Intelligence Quotient (IQ) Test is a set of standardized questions designed to evaluate human intelligence. Verbal comprehension questions appear very frequently in IQ tests, which measure human’s verbal ability including the understanding of the words with multiple senses, the synonyms and antonyms, and the analogies among words. In this work, we explore whether such tests can be solved automatically by artificial intelligence technologies, especially the deep learning technologies that are recently developed and successfully applied in a number of fields. However, we found that the task was quite challenging, and simply applying existing technologies (e.g., word embedding) could not achieve a good performance, mainly due to the multiple senses of words and the complex relations among words. To tackle this challenge, we propose a novel framework consisting of three components. First, we build a classifier to recognize the specific type of a verbal question (e.g., analogy, classification, synonym, or antonym). Second, we obtain distributed representations of words and relations by leveraging a novel word embedding method that considers the multi-sense nature of words and the relational knowledge among words (or their senses) contained in dictionaries. Third, for each specific type of questions, we propose a simple yet effective solver based on the obtained distributed word representations and relation representations. According to our experimental results, our proposed framework can not only outperform existing methods for solving verbal comprehension questions but also exceed the average performance of human beings.
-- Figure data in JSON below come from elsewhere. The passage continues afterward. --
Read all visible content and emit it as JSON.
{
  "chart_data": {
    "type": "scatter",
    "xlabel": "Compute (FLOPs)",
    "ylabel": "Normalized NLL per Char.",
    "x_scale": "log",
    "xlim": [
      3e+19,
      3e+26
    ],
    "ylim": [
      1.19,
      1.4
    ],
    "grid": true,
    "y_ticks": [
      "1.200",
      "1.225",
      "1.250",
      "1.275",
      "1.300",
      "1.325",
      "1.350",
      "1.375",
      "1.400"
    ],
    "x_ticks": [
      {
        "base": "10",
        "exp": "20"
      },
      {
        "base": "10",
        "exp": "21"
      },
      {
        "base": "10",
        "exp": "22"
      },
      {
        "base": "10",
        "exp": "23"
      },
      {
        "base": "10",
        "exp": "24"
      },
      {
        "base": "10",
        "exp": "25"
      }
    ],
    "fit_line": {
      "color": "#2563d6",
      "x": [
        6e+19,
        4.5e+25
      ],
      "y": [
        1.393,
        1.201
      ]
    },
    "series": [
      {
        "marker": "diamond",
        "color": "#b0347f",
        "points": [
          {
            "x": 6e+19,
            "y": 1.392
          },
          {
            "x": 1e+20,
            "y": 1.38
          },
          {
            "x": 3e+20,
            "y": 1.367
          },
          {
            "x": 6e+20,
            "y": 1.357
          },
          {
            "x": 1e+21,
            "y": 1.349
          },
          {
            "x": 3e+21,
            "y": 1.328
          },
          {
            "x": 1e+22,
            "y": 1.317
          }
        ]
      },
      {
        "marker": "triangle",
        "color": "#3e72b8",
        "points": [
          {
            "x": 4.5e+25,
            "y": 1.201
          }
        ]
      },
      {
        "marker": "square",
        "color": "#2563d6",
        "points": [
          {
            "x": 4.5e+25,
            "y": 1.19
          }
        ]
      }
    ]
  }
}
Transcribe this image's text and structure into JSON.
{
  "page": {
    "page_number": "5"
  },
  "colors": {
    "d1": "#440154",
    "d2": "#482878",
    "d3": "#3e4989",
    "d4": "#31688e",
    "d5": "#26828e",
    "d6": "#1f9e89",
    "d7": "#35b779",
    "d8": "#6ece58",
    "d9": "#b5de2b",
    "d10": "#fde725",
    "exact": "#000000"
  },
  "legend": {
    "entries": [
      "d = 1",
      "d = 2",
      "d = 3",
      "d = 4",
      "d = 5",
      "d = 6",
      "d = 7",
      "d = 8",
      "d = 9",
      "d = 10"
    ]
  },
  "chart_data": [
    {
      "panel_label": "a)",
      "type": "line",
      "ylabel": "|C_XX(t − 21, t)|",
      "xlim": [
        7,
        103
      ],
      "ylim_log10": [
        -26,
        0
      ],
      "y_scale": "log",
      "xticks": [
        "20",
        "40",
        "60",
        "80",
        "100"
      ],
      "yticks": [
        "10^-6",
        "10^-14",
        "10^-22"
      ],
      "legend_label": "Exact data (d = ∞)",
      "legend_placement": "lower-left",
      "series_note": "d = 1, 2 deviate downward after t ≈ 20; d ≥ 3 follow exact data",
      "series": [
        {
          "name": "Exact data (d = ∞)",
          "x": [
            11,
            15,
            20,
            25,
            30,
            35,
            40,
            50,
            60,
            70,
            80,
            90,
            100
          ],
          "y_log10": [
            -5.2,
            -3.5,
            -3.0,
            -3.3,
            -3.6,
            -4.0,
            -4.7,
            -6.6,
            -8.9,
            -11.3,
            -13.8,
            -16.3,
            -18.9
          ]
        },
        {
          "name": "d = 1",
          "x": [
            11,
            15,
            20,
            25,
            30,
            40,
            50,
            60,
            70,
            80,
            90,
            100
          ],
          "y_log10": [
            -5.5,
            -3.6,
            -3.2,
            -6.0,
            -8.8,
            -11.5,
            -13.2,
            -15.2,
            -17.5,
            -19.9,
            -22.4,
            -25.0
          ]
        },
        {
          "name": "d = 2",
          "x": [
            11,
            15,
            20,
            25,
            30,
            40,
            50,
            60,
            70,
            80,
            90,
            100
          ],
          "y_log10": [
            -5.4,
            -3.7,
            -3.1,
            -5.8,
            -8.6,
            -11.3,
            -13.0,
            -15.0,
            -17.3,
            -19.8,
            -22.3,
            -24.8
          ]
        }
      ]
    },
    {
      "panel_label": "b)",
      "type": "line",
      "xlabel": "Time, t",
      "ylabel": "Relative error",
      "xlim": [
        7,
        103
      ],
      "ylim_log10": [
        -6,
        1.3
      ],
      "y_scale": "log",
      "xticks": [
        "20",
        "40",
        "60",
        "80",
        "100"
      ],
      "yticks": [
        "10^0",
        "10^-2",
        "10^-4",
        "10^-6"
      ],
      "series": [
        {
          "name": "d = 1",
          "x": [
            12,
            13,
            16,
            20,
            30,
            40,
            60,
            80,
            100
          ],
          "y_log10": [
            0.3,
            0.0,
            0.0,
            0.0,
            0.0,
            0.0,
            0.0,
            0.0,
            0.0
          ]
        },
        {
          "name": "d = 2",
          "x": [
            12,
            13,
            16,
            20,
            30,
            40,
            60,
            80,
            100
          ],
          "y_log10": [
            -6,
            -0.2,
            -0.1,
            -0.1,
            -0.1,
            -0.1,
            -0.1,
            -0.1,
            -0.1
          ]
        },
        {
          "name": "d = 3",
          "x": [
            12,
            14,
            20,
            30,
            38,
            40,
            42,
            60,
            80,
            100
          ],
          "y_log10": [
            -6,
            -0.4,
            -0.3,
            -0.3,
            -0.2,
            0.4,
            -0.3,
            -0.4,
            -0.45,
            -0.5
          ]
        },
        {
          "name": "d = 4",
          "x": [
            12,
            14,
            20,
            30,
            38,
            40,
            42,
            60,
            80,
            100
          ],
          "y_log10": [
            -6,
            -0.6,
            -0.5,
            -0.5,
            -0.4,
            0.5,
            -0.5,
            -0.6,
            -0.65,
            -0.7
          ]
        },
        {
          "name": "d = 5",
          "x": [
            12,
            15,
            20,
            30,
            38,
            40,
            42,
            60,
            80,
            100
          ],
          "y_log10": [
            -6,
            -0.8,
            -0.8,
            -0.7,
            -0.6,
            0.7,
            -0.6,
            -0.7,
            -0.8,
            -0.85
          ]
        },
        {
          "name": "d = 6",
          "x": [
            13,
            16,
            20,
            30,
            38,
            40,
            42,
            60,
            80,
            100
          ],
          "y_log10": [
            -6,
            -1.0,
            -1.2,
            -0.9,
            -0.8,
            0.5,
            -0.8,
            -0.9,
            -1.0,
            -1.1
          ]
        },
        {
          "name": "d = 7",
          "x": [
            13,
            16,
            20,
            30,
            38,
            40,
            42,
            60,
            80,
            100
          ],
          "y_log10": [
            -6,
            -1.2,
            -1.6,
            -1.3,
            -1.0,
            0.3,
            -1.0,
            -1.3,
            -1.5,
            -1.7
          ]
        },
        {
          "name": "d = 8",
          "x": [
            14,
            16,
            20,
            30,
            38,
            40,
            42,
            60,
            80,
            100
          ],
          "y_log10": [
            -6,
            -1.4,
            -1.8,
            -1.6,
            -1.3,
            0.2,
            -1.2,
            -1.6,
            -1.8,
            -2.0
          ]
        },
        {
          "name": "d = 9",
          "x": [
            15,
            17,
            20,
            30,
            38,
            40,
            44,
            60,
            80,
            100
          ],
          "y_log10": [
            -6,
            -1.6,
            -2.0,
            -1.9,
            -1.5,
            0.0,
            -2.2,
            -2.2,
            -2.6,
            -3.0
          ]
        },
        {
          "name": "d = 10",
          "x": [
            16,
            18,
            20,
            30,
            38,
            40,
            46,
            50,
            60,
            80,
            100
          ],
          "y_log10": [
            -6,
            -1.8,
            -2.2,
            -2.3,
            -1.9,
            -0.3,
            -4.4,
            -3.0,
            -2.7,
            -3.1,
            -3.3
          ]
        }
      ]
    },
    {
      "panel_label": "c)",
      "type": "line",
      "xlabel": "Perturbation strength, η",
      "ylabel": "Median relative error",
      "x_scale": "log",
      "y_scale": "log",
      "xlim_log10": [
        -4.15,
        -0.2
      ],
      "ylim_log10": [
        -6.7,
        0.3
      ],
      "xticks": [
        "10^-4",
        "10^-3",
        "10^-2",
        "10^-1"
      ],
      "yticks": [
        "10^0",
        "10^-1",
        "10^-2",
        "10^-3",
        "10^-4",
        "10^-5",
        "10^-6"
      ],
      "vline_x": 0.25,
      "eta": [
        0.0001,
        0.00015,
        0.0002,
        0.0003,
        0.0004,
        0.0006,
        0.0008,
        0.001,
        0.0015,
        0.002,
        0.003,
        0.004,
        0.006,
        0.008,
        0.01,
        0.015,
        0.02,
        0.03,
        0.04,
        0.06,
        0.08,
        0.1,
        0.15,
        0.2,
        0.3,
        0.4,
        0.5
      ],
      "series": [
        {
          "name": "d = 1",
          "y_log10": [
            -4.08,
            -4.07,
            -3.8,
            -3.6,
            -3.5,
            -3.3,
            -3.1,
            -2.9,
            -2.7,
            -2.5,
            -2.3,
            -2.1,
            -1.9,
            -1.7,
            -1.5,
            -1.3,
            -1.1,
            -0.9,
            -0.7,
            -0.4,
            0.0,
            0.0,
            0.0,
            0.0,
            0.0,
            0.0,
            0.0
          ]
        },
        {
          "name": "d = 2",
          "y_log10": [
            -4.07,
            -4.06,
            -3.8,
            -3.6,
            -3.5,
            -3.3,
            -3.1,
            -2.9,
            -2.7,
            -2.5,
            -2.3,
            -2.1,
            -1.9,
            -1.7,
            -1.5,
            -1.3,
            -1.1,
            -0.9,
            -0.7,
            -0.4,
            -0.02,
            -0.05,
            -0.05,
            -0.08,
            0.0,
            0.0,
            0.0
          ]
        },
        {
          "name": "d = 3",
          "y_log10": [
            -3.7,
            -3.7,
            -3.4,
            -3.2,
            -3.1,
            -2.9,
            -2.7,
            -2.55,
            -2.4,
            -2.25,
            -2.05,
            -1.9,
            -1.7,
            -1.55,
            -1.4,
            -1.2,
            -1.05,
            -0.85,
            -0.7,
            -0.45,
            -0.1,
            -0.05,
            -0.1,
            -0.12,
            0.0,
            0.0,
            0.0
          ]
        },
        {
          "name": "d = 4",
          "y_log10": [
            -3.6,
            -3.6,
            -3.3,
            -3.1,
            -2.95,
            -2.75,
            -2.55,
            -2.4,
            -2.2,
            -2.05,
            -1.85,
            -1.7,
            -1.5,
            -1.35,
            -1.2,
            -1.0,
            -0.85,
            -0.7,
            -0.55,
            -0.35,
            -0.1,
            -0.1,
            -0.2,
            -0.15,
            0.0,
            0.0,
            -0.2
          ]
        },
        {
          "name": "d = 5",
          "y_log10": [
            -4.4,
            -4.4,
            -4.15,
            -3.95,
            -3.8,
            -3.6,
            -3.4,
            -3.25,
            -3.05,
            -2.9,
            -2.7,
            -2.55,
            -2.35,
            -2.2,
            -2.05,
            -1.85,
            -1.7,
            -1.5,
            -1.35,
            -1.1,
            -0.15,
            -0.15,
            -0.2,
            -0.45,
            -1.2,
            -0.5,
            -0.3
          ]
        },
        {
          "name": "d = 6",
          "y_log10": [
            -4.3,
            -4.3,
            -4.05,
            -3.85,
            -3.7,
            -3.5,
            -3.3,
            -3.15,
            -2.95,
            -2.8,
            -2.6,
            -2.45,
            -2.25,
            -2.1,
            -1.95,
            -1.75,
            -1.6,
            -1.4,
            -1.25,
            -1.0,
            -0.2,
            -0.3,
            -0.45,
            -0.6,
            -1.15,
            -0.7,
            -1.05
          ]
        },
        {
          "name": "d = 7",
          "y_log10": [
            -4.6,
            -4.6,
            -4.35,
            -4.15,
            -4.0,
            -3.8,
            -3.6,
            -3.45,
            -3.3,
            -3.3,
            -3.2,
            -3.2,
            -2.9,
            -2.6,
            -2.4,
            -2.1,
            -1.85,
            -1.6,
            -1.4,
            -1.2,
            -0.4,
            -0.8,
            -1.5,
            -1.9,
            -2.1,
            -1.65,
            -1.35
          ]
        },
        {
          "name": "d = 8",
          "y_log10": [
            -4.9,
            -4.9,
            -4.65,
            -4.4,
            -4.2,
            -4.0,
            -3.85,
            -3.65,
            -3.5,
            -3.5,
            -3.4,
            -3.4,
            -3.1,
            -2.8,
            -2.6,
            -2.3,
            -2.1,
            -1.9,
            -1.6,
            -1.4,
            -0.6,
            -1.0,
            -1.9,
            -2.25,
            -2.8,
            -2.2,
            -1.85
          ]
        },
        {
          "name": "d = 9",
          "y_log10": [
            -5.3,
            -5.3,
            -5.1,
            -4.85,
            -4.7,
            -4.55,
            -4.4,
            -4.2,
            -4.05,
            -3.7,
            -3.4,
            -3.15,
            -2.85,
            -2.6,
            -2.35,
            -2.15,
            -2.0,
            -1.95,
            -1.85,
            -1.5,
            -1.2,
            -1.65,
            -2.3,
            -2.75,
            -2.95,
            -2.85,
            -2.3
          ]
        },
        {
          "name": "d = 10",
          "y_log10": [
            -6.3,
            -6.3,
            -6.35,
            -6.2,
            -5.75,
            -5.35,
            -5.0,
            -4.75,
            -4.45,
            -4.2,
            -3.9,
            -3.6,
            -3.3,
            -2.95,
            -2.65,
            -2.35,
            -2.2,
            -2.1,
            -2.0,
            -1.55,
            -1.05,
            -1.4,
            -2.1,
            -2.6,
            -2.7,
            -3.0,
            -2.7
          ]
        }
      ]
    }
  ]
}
The results are highly encouraging, indicating that with appropriate uses of the deep learning technologies, we could be a further step closer to the true human intelligence.
Conclusions and Future work
In this paper, we investigated how to automatically solve verbal comprehension questions in the Intelligence Quotient (IQ) Test by using AI technologies, especially the deep learning techniques that are recently developed and successfully applied in text mining and natural language processing. To fulfill the challenging task, especially in terms of the multiple senses of words and the complex relations among words, we proposed a novel framework consisting of three components:
(i) the first component is a classifier that aims to recognize the specific type of a verbal comprehension question;
(ii) the second component leverages a novel deep learning technique to co-learn the representations of both word-sense pairs and relations among words (or their senses);
(iii) the last component is comprised of dedicated solvers, based on the obtained word-sense pair representations and relation representations, for addressing each of the specific types of questions. Experimental results have illustrated that this novel framework can achieve better performance than existing methods for solving verbal comprehension questions and even exceed the average performance of human beings. While this work is a very early attempt to solve IQ Test using AI techniques, the evaluation results are highly encouraging and indicate that, with appropriately leveraging the deep learning technologies, we could be a further step closer to the true human intelligence. In the future, we plan to leverage more types of knowledge from the knowledge graph, such as Freebase , to enhance the power of obtaining word-sense and relation embeddings. Moreover, we will explore new frameworks based on deep learning or other AI techniques to solve other parts of IQ tests beyond verbal comprehension questions.